斎藤貴男『空疎な小皇帝』

 (障害者に対し)「あの人たちに人格があるのかね」
 (同じく)「自分自身のアイデンティティを持たない人の命も尊重する日本人独特の感性」
 「女性が生殖能力を失っても生きてるってのは無駄で罪です」

 (都議会本会議で女性議員に対し)「黙って聞け、この野郎。失礼じゃないか貴様」
 「中国人が反日デモを繰り返すなら尖閣諸島に自衛隊を送り込み、中国船がいたら撃沈しろ」
 「近頃の若者に元気がないのは戦争がないからだ。

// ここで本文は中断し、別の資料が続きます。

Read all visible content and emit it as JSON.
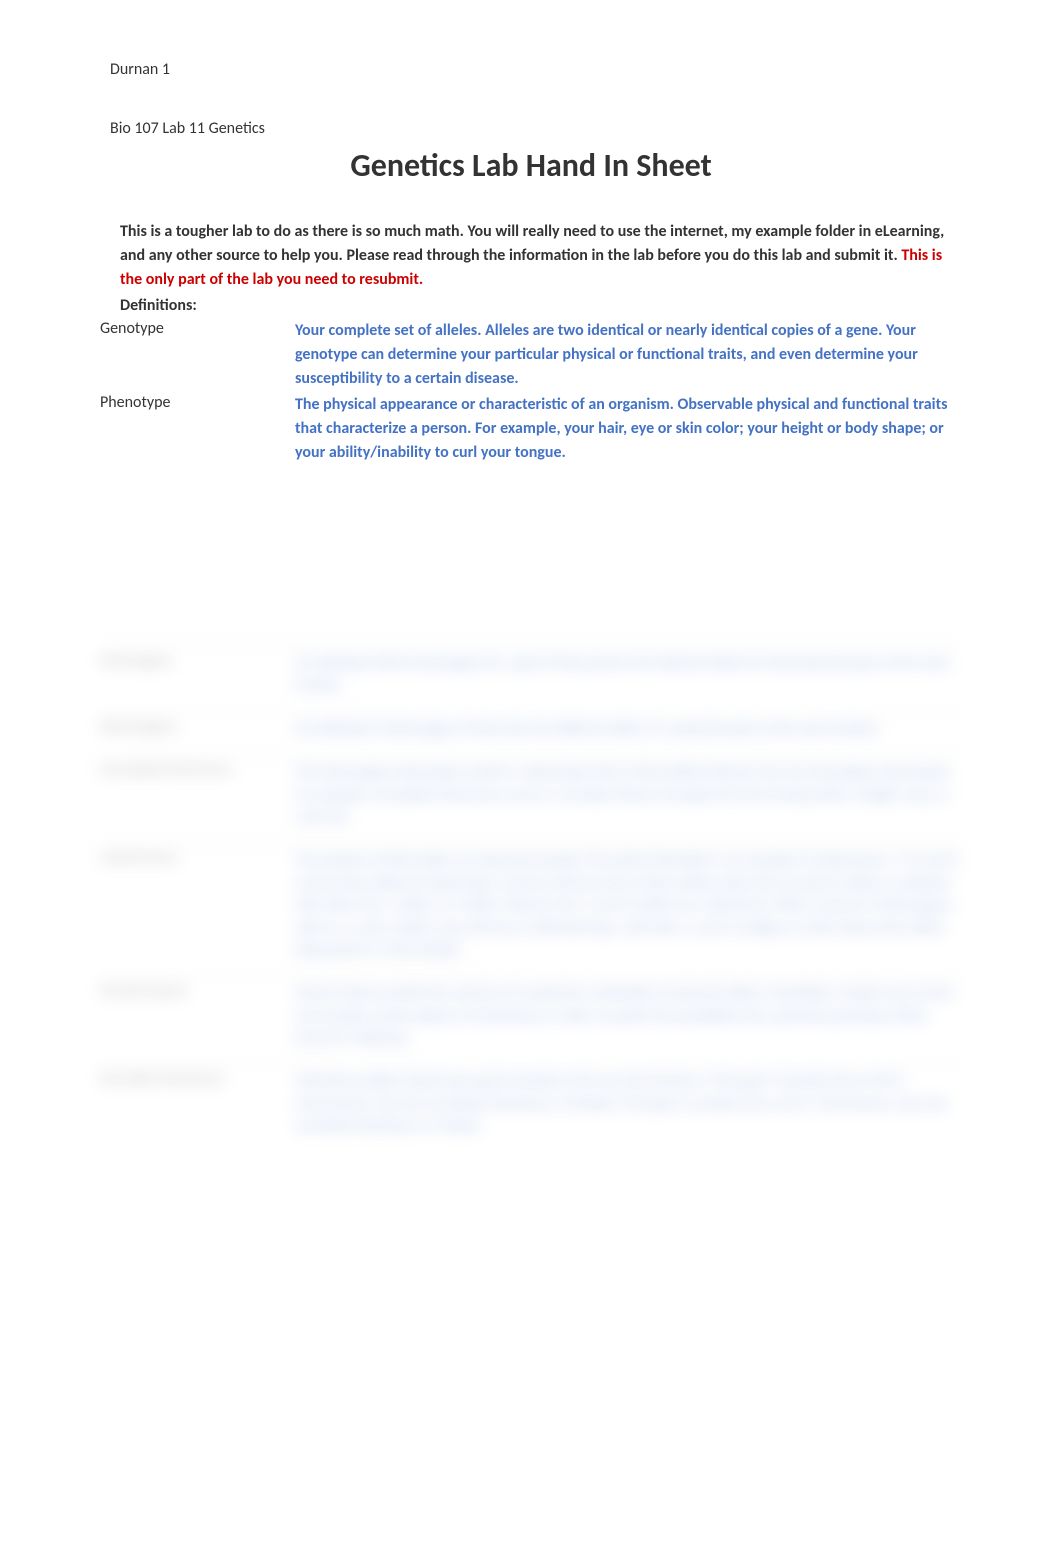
{
  "header": {
    "student_name": "Durnan 1",
    "course": "Bio 107 Lab 11 Genetics",
    "title": "Genetics Lab Hand In Sheet"
  },
  "intro": {
    "text_part1": "This is a tougher lab to do as there is so much math. You will really need to use the internet, my example folder in eLearning, and any other source to help you. Please read through the information in the lab before you do this lab and submit it.",
    "text_red": " This is the only part of the lab you need to resubmit.",
    "definitions_label": "Definitions:"
  },
  "definitions": [
    {
      "term": "Genotype",
      "definition": "Your complete set of alleles. Alleles are two identical or nearly identical copies of a gene. Your genotype can determine your particular physical or functional traits, and even determine your susceptibility to a certain disease."
    },
    {
      "term": "Phenotype",
      "definition": "The physical appearance or characteristic of an organism. Observable physical and functional traits that characterize a person. For example, your hair, eye or skin color; your height or body shape; or your ability/inability to curl your tongue."
    }
  ],
  "blurred_definitions": [
    {
      "term": "Homozygous",
      "definition": "An individual will be homozygous for a gene if they possess two identical alleles for that particular gene at the same location."
    },
    {
      "term": "Heterozygous",
      "definition": "An individual is heterozygous if they have two different alleles of a particular gene at the same location."
    },
    {
      "term": "Incomplete Dominance",
      "definition": "The heterozygous phenotype results in a phenotype that is intermediate between the two homozygous phenotypes. For example, Incomplete Dominance occurs in carnation flowers through the trait of having white, straight, wavy, or curly hair."
    },
    {
      "term": "Codominance",
      "definition": "The products of both alleles are expressed equally. The perfect illustration is an example of codominance. A, B, and O are the three alleles for blood type. A person will have two of these alleles where the recessive O allele is combined with either the i-a allele or i-b allele. However the i-a and i-b alleles are codominant. When a person is heterozygous with an i-a and i-b allele, they will have an AB blood type, with both i-a and i-b antigens on their blood cells neither being absent or intermediate."
    },
    {
      "term": "Punnett Square",
      "definition": "Used to help to predict the outcome of a particular combination of parental alleles. Essentially a simple way to show and visualize certain patterns of inheritance in order to predict the probability that a particular genotype will be present in offspring."
    },
    {
      "term": "Sex-linked inheritance",
      "definition": "Inheritance pattern based upon genes located on the sex chromosomes. If the gene is located only on the X chromosome, then the sex-linked inheritance is X-linked. If the gene is located only on the Y chromosome, then the sex-linked inheritance is Y-linked."
    }
  ],
  "colors": {
    "text_primary": "#333333",
    "text_red": "#cc0000",
    "text_blue": "#4472c4",
    "background": "#ffffff"
  }
}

国全体を緊張させるためにはやっぱり戦争だ」
 「私が総理だったら(拉致された人々を)戦争してでも取り戻す」
 「北朝鮮がああいうテポドンを作り出した。僕はうっかり言ったんですね。あれならとにかく一発日本に打ち込んでもらいたい、と」

 これらはすべて、石原慎太郎の言葉です。
 日本はいったいどうなっているのか。

 論理的な政治家より「わかりやすい」小泉純一郎が圧倒的に支持される。
 臆病なくせに好戦的な言辞を弄し、女性や弱者に対する徹底的な差別意識を隠そうともしない石原慎太郎に至っては、得票率7割という支持率を得る。

 日本の将来にはもう、希望を持つべきではないのかもしれないとさえ思えます。
 しかし本書などを読んでみれば、石原慎太郎の権力構造が見えてきます。

 まずは、上層部を介して左遷圧力をかけて、最前線の記者をコントロールすることによるマスコミ操作。
 これによって、多少なりとも良心のある記者は記者クラブから排除され、タイコ持ち記者だけが世論誘導記事を垂れ流しています。

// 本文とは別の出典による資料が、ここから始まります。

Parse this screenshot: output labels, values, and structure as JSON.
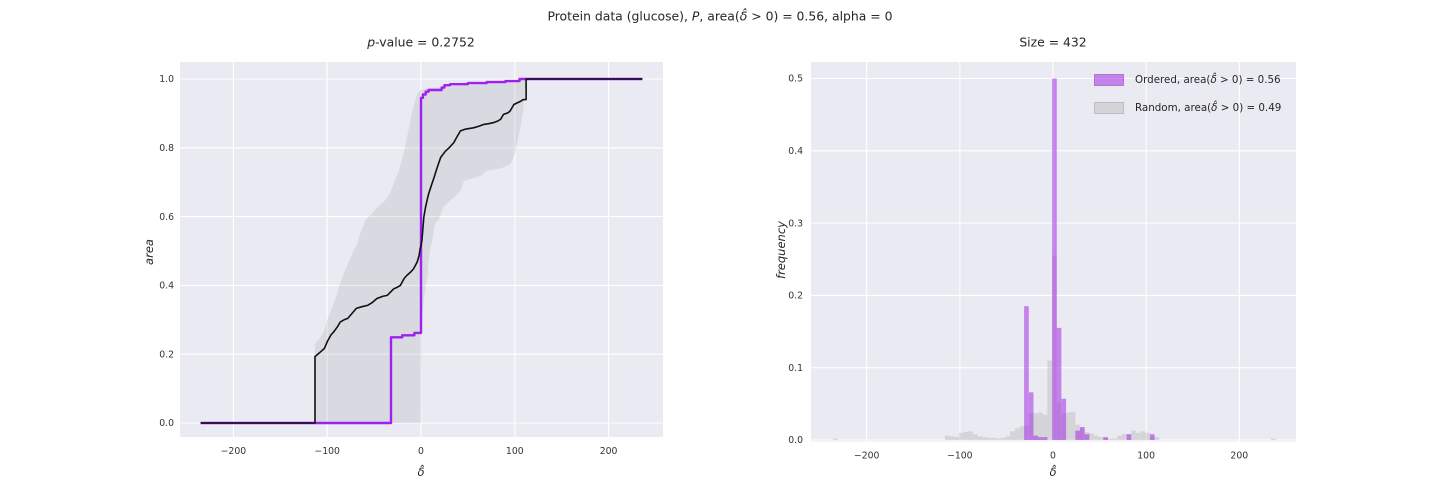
{
  "style": {
    "plot_bg": "#eaeaf2",
    "grid_color": "#ffffff",
    "purple_line": "#a020f0",
    "black_line": "#111111",
    "band_fill": "rgba(128,128,134,0.16)",
    "hist_purple": "rgba(170,60,230,0.6)",
    "hist_gray": "rgba(180,180,180,0.42)",
    "tick_text": "#333333",
    "title_text": "#262626"
  },
  "figure": {
    "suptitle_parts": [
      {
        "t": "Protein data (glucose), ",
        "i": false
      },
      {
        "t": "P",
        "i": true
      },
      {
        "t": ", area(",
        "i": false
      },
      {
        "t": "δ̂",
        "i": true
      },
      {
        "t": " > 0) = 0.56, alpha = 0",
        "i": false
      }
    ]
  },
  "chart_data": [
    {
      "id": "ecdf-comparison",
      "type": "line",
      "title_parts": [
        {
          "t": "p",
          "i": true
        },
        {
          "t": "-value = 0.2752",
          "i": false
        }
      ],
      "xlabel": "δ̂",
      "ylabel": "area",
      "xlim": [
        -257,
        258
      ],
      "ylim": [
        -0.044,
        1.05
      ],
      "grid": true,
      "xticks": [
        {
          "v": -200,
          "label": "−200"
        },
        {
          "v": -100,
          "label": "−100"
        },
        {
          "v": 0,
          "label": "0"
        },
        {
          "v": 100,
          "label": "100"
        },
        {
          "v": 200,
          "label": "200"
        }
      ],
      "yticks": [
        {
          "v": 0,
          "label": "0.0"
        },
        {
          "v": 0.2,
          "label": "0.2"
        },
        {
          "v": 0.4,
          "label": "0.4"
        },
        {
          "v": 0.6,
          "label": "0.6"
        },
        {
          "v": 0.8,
          "label": "0.8"
        },
        {
          "v": 1.0,
          "label": "1.0"
        }
      ],
      "series": [
        {
          "name": "ordered-ecdf",
          "color_key": "purple_line",
          "width": 2.4,
          "points": [
            [
              -235,
              0
            ],
            [
              -32,
              0
            ],
            [
              -32,
              0.249
            ],
            [
              -20,
              0.249
            ],
            [
              -20,
              0.255
            ],
            [
              -7,
              0.255
            ],
            [
              -7,
              0.262
            ],
            [
              0,
              0.262
            ],
            [
              0,
              0.945
            ],
            [
              2,
              0.945
            ],
            [
              2,
              0.955
            ],
            [
              5,
              0.955
            ],
            [
              5,
              0.963
            ],
            [
              8,
              0.963
            ],
            [
              8,
              0.968
            ],
            [
              22,
              0.968
            ],
            [
              22,
              0.975
            ],
            [
              25,
              0.975
            ],
            [
              25,
              0.982
            ],
            [
              31,
              0.982
            ],
            [
              31,
              0.985
            ],
            [
              50,
              0.985
            ],
            [
              50,
              0.988
            ],
            [
              70,
              0.988
            ],
            [
              70,
              0.991
            ],
            [
              90,
              0.991
            ],
            [
              90,
              0.994
            ],
            [
              105,
              0.994
            ],
            [
              105,
              1
            ],
            [
              236,
              1
            ]
          ]
        },
        {
          "name": "random-median-ecdf",
          "color_key": "black_line",
          "width": 1.6,
          "points": [
            [
              -235,
              0
            ],
            [
              -113,
              0
            ],
            [
              -113,
              0.193
            ],
            [
              -107,
              0.207
            ],
            [
              -103,
              0.217
            ],
            [
              -100,
              0.236
            ],
            [
              -96,
              0.256
            ],
            [
              -93,
              0.265
            ],
            [
              -89,
              0.28
            ],
            [
              -86,
              0.294
            ],
            [
              -82,
              0.3
            ],
            [
              -78,
              0.304
            ],
            [
              -73,
              0.32
            ],
            [
              -69,
              0.333
            ],
            [
              -63,
              0.338
            ],
            [
              -57,
              0.342
            ],
            [
              -52,
              0.35
            ],
            [
              -47,
              0.362
            ],
            [
              -41,
              0.368
            ],
            [
              -36,
              0.371
            ],
            [
              -32,
              0.382
            ],
            [
              -29,
              0.39
            ],
            [
              -25,
              0.395
            ],
            [
              -22,
              0.4
            ],
            [
              -18,
              0.42
            ],
            [
              -15,
              0.429
            ],
            [
              -11,
              0.439
            ],
            [
              -8,
              0.448
            ],
            [
              -6,
              0.458
            ],
            [
              -4,
              0.468
            ],
            [
              -2,
              0.487
            ],
            [
              -1,
              0.506
            ],
            [
              0,
              0.516
            ],
            [
              1,
              0.53
            ],
            [
              3,
              0.598
            ],
            [
              5,
              0.63
            ],
            [
              8,
              0.665
            ],
            [
              11,
              0.69
            ],
            [
              14,
              0.714
            ],
            [
              17,
              0.74
            ],
            [
              21,
              0.772
            ],
            [
              26,
              0.79
            ],
            [
              30,
              0.8
            ],
            [
              35,
              0.815
            ],
            [
              38,
              0.83
            ],
            [
              42,
              0.849
            ],
            [
              47,
              0.854
            ],
            [
              56,
              0.858
            ],
            [
              62,
              0.863
            ],
            [
              67,
              0.868
            ],
            [
              72,
              0.87
            ],
            [
              77,
              0.873
            ],
            [
              82,
              0.878
            ],
            [
              85,
              0.883
            ],
            [
              88,
              0.897
            ],
            [
              93,
              0.902
            ],
            [
              95,
              0.907
            ],
            [
              99,
              0.926
            ],
            [
              102,
              0.93
            ],
            [
              106,
              0.935
            ],
            [
              109,
              0.94
            ],
            [
              112,
              0.94
            ],
            [
              112,
              1
            ],
            [
              236,
              1
            ]
          ]
        }
      ],
      "band": {
        "name": "random-95pct-band",
        "color_key": "band_fill",
        "upper": [
          [
            -113,
            0
          ],
          [
            -113,
            0.23
          ],
          [
            -107,
            0.25
          ],
          [
            -103,
            0.27
          ],
          [
            -100,
            0.3
          ],
          [
            -97,
            0.32
          ],
          [
            -93,
            0.35
          ],
          [
            -90,
            0.37
          ],
          [
            -87,
            0.4
          ],
          [
            -83,
            0.43
          ],
          [
            -80,
            0.45
          ],
          [
            -75,
            0.48
          ],
          [
            -72,
            0.5
          ],
          [
            -68,
            0.52
          ],
          [
            -65,
            0.55
          ],
          [
            -62,
            0.57
          ],
          [
            -59,
            0.59
          ],
          [
            -56,
            0.6
          ],
          [
            -52,
            0.61
          ],
          [
            -49,
            0.62
          ],
          [
            -45,
            0.632
          ],
          [
            -40,
            0.642
          ],
          [
            -37,
            0.652
          ],
          [
            -33,
            0.668
          ],
          [
            -30,
            0.69
          ],
          [
            -27,
            0.71
          ],
          [
            -24,
            0.73
          ],
          [
            -21,
            0.758
          ],
          [
            -18,
            0.79
          ],
          [
            -15,
            0.83
          ],
          [
            -12,
            0.868
          ],
          [
            -10,
            0.9
          ],
          [
            -8,
            0.92
          ],
          [
            -6,
            0.94
          ],
          [
            -4,
            0.955
          ],
          [
            -2,
            0.963
          ],
          [
            0,
            0.968
          ],
          [
            5,
            0.972
          ],
          [
            15,
            0.975
          ],
          [
            30,
            0.978
          ],
          [
            50,
            0.982
          ],
          [
            70,
            0.986
          ],
          [
            90,
            0.99
          ],
          [
            100,
            0.995
          ],
          [
            107,
            1
          ],
          [
            112,
            1
          ]
        ],
        "lower": [
          [
            -113,
            0
          ],
          [
            0,
            0
          ],
          [
            1,
            0.3
          ],
          [
            3,
            0.357
          ],
          [
            5,
            0.4
          ],
          [
            7,
            0.424
          ],
          [
            8,
            0.47
          ],
          [
            10,
            0.51
          ],
          [
            12,
            0.53
          ],
          [
            15,
            0.58
          ],
          [
            19,
            0.592
          ],
          [
            24,
            0.627
          ],
          [
            31,
            0.646
          ],
          [
            37,
            0.66
          ],
          [
            42,
            0.675
          ],
          [
            46,
            0.704
          ],
          [
            53,
            0.71
          ],
          [
            60,
            0.715
          ],
          [
            65,
            0.72
          ],
          [
            70,
            0.733
          ],
          [
            81,
            0.738
          ],
          [
            88,
            0.743
          ],
          [
            95,
            0.752
          ],
          [
            100,
            0.78
          ],
          [
            103,
            0.82
          ],
          [
            106,
            0.86
          ],
          [
            109,
            0.907
          ],
          [
            112,
            1
          ]
        ]
      }
    },
    {
      "id": "delta-histogram",
      "type": "bar",
      "title": "Size = 432",
      "xlabel": "δ̂",
      "ylabel": "frequency",
      "xlim": [
        -261,
        261
      ],
      "ylim": [
        0,
        0.522
      ],
      "grid": true,
      "bin_width": 5,
      "xticks": [
        {
          "v": -200,
          "label": "−200"
        },
        {
          "v": -100,
          "label": "−100"
        },
        {
          "v": 0,
          "label": "0"
        },
        {
          "v": 100,
          "label": "100"
        },
        {
          "v": 200,
          "label": "200"
        }
      ],
      "yticks": [
        {
          "v": 0,
          "label": "0.0"
        },
        {
          "v": 0.1,
          "label": "0.1"
        },
        {
          "v": 0.2,
          "label": "0.2"
        },
        {
          "v": 0.3,
          "label": "0.3"
        },
        {
          "v": 0.4,
          "label": "0.4"
        },
        {
          "v": 0.5,
          "label": "0.5"
        }
      ],
      "legend": [
        {
          "key": "hist_purple",
          "parts": [
            {
              "t": "Ordered, area(",
              "i": false
            },
            {
              "t": "δ̂",
              "i": true
            },
            {
              "t": " > 0) = 0.56",
              "i": false
            }
          ]
        },
        {
          "key": "hist_gray",
          "parts": [
            {
              "t": "Random, area(",
              "i": false
            },
            {
              "t": "δ̂",
              "i": true
            },
            {
              "t": " > 0) = 0.49",
              "i": false
            }
          ]
        }
      ],
      "bars": [
        {
          "name": "random-hist",
          "color_key": "hist_gray",
          "bins": [
            [
              -236,
              0.002
            ],
            [
              -116,
              0.006
            ],
            [
              -111,
              0.005
            ],
            [
              -106,
              0.004
            ],
            [
              -101,
              0.01
            ],
            [
              -96,
              0.011
            ],
            [
              -91,
              0.012
            ],
            [
              -86,
              0.008
            ],
            [
              -81,
              0.005
            ],
            [
              -76,
              0.004
            ],
            [
              -71,
              0.003
            ],
            [
              -66,
              0.003
            ],
            [
              -61,
              0.002
            ],
            [
              -56,
              0.003
            ],
            [
              -51,
              0.005
            ],
            [
              -46,
              0.012
            ],
            [
              -41,
              0.016
            ],
            [
              -36,
              0.019
            ],
            [
              -31,
              0.02
            ],
            [
              -26,
              0.037
            ],
            [
              -21,
              0.037
            ],
            [
              -16,
              0.038
            ],
            [
              -11,
              0.035
            ],
            [
              -6,
              0.11
            ],
            [
              -1,
              0.255
            ],
            [
              4,
              0.052
            ],
            [
              9,
              0.037
            ],
            [
              14,
              0.038
            ],
            [
              19,
              0.039
            ],
            [
              24,
              0.021
            ],
            [
              29,
              0.016
            ],
            [
              34,
              0.011
            ],
            [
              39,
              0.009
            ],
            [
              44,
              0.006
            ],
            [
              49,
              0.004
            ],
            [
              54,
              0.003
            ],
            [
              59,
              0.002
            ],
            [
              64,
              0.002
            ],
            [
              69,
              0.006
            ],
            [
              74,
              0.008
            ],
            [
              79,
              0.008
            ],
            [
              84,
              0.013
            ],
            [
              89,
              0.01
            ],
            [
              94,
              0.012
            ],
            [
              99,
              0.01
            ],
            [
              104,
              0.005
            ],
            [
              109,
              0.004
            ],
            [
              234,
              0.002
            ]
          ]
        },
        {
          "name": "ordered-hist",
          "color_key": "hist_purple",
          "bins": [
            [
              -31,
              0.185
            ],
            [
              -26,
              0.066
            ],
            [
              -21,
              0.006
            ],
            [
              -16,
              0.004
            ],
            [
              -11,
              0.004
            ],
            [
              -1,
              0.5
            ],
            [
              4,
              0.155
            ],
            [
              9,
              0.057
            ],
            [
              24,
              0.013
            ],
            [
              29,
              0.018
            ],
            [
              34,
              0.008
            ],
            [
              54,
              0.004
            ],
            [
              79,
              0.008
            ],
            [
              104,
              0.008
            ]
          ]
        }
      ]
    }
  ]
}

 次にヤクザまがいの人物を副知事に登用して都政を実質的に仕切らせ、徹底的な恐怖政治によって役人をコントロールする職員管理。
 これによって役人の多くは、石原が喜ぶ施策をいかに考え実行するかに腐心するようになっています。
 暴走する都教委は、この好例。

 批判に対しては、暴言や暴力によって対抗し、相手を威圧します。
 都議会「野党」である民主党の女性議員さえ、議会でタイコ持ち発言によって石原を持ち上げています。

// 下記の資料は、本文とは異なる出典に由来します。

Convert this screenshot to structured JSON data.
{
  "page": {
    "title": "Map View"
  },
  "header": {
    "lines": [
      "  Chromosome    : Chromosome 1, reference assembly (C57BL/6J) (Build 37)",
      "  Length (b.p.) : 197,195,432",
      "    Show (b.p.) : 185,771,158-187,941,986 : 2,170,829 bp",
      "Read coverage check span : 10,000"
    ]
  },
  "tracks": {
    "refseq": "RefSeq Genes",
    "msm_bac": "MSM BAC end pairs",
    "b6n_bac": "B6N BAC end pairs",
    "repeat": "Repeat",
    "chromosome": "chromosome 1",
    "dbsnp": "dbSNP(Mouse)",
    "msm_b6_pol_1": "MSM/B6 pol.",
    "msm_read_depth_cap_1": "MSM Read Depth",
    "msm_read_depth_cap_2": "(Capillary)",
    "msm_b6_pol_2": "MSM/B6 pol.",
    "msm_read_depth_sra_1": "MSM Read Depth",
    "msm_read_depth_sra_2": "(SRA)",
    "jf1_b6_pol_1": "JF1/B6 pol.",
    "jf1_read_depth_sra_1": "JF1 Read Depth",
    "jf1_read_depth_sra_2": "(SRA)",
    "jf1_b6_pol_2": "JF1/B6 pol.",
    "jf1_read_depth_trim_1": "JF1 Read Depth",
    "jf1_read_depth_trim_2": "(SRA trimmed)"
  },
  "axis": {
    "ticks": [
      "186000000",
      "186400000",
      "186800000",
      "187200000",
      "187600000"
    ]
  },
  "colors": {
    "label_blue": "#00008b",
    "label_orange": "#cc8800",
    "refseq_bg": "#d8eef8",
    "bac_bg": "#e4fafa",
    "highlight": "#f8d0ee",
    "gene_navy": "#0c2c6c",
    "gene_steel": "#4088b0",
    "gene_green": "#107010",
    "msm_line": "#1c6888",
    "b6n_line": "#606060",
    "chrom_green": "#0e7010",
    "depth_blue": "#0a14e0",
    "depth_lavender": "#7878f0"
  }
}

 石原慎太郎を知事に選ぶ東京都民の責任は重大ですが、彼の横暴と闘おうとせず、彼をのさばらせているマスコミや都の官僚、都議会「野党」の罪は許されがたいものがあります。

 闘う意志があれば闘えるにもかかわらず、自分の良心を捨てて小皇帝に荷担する中間層が、この国を破滅に導くのでしょう。
 われわれ小市民としても、足もとの小さな横暴に対し、きちんと声をあげていきたいものです。